As reported in Fast Company, RichRelevance and Overstock.com teamed up to offer up to a $1,000,000 prize for improving “its recommendation engine by 10 percent or more.”
If You Liked Netflix, You Might Also Like Overstock
When I first read a summary of this contest, it appeared they were following in Netflix’s footsteps right down to releasing user data sans names. This did not end well for Netflix’s users or for Netflix. Narayanan and Shmatikov were able to re-identify Netflix users using the contest dataset, and their research contributed greatly to Ohm’s work on de-anonimization. After running the contest a second time, Netflix terminated it early in the face of FTC attention and a lawsuit that they settled out of court.

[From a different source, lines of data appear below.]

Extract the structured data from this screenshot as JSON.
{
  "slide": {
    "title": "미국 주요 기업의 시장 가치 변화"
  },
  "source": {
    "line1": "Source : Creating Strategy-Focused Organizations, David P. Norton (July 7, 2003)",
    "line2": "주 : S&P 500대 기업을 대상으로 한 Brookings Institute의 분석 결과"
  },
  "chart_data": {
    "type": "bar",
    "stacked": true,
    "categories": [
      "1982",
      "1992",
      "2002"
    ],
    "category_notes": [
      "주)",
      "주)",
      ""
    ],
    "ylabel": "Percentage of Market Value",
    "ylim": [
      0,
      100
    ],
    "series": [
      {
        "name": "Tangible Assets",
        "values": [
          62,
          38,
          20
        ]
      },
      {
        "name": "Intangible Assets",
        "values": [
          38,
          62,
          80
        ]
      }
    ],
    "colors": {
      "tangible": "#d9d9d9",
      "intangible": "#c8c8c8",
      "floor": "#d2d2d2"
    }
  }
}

This time, Overstock is providing “synthetic data” to contest entrants, then testing submitted algorithms against unreleased real data. Tag line: “If you can’t bring the data to the code, bring the code to the data.” Hmm. An interesting idea, but short on a few details around the sharp edges that jump out as highest concern. I look forward to getting the time to play with the system and dataset. What is good news is seeing companies recognize privacy concerns and respond with something interesting and new. That is, at least, a move in the right direction.
Place your bets now on which happens first: a contest winner with a 10% boost to sales, or researchers finding ways to re-identify at least 10% of the data?